No formal inferential claims here
This page is intentionally bounded to deployment description, archival documentation, and design motivation for later experimental work.
Interpretation
Bounded interpretation
What this archive supports
- A clear description of SARAL as an advisory decision-support system.
- A documented gap between encoded rules and broader information environments.
- Motivation for a controlled Phase 2 study on unencoded signals and discretion.
What this archive does not claim
- Not a formal results page for a completed human-subject study.
- Not a causal or statistical evaluation of welfare outcomes.
- Not a claim that the archived deployment alone validates the taxonomy or downstream theory.
Theoretical framing
The archive is situated within broader questions about street-level discretion, administrative decision-making, and the limits of algorithmic formalization.

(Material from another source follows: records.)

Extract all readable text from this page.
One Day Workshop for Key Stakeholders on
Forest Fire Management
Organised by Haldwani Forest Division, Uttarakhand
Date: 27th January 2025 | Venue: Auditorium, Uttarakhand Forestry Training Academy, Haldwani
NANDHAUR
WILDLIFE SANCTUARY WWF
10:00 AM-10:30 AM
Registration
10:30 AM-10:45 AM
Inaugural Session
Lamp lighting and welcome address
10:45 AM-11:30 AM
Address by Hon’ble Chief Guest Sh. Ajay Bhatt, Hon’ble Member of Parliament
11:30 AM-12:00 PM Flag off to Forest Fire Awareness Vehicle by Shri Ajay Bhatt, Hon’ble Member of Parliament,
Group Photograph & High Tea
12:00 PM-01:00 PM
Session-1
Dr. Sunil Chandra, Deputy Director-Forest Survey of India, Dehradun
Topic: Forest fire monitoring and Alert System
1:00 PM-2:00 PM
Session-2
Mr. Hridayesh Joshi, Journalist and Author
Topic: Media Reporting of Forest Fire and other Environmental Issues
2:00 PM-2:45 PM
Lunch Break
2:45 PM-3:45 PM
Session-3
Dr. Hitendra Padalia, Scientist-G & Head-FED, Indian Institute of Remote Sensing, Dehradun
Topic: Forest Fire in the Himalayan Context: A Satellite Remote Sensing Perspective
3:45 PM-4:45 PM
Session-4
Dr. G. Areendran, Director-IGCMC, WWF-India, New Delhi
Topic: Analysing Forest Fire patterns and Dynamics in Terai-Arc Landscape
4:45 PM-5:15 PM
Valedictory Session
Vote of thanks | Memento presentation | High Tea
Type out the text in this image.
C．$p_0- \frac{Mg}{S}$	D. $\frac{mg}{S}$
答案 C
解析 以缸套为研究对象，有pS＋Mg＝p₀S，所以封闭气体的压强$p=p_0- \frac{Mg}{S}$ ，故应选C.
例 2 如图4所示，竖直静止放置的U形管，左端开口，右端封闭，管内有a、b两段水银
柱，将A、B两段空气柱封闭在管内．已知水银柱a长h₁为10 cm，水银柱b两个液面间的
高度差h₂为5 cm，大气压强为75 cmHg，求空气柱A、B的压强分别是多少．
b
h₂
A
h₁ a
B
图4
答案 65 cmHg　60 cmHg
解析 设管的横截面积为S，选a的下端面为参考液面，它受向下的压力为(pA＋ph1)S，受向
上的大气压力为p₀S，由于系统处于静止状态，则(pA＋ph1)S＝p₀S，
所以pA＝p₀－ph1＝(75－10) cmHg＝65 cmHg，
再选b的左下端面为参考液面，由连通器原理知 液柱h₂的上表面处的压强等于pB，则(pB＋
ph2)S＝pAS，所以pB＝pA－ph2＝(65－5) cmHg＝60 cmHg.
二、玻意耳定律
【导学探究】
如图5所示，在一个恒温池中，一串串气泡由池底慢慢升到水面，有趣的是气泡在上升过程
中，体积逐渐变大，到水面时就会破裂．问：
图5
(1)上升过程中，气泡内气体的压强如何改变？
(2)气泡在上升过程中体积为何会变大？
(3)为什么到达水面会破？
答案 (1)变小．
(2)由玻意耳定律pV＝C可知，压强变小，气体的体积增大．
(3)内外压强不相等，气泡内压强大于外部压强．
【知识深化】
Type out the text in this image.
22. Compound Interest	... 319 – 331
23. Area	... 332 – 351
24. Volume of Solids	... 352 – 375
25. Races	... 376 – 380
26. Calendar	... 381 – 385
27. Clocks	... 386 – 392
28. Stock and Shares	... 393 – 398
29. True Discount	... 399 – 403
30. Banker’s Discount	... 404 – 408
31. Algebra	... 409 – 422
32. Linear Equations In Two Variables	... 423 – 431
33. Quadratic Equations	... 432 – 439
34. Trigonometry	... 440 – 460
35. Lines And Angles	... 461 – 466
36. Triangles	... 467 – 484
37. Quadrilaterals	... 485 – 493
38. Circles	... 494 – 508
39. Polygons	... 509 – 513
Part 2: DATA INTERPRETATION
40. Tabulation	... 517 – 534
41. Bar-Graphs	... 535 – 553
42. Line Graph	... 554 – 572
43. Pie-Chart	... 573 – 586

Its role here is conceptual and design-oriented: to motivate a more rigorous next-stage experiment rather than to stand in as definitive evidence.
Data & privacy
Release status
This archive hosts instruments, protocols, interface structure, and sanitized system artifacts from the SARAL pilot. Names and direct identifiers are removed. Free-text verification notes are excluded or heavily sanitized prior to any export. Phone numbers used during intake were converted to irreversible citizen hashes and were not retained after the session.
SARAL suggestions are non-binding. Operator decisions remain authoritative. Released artifacts are sanitized and archived for documentation, transparency, and future research development.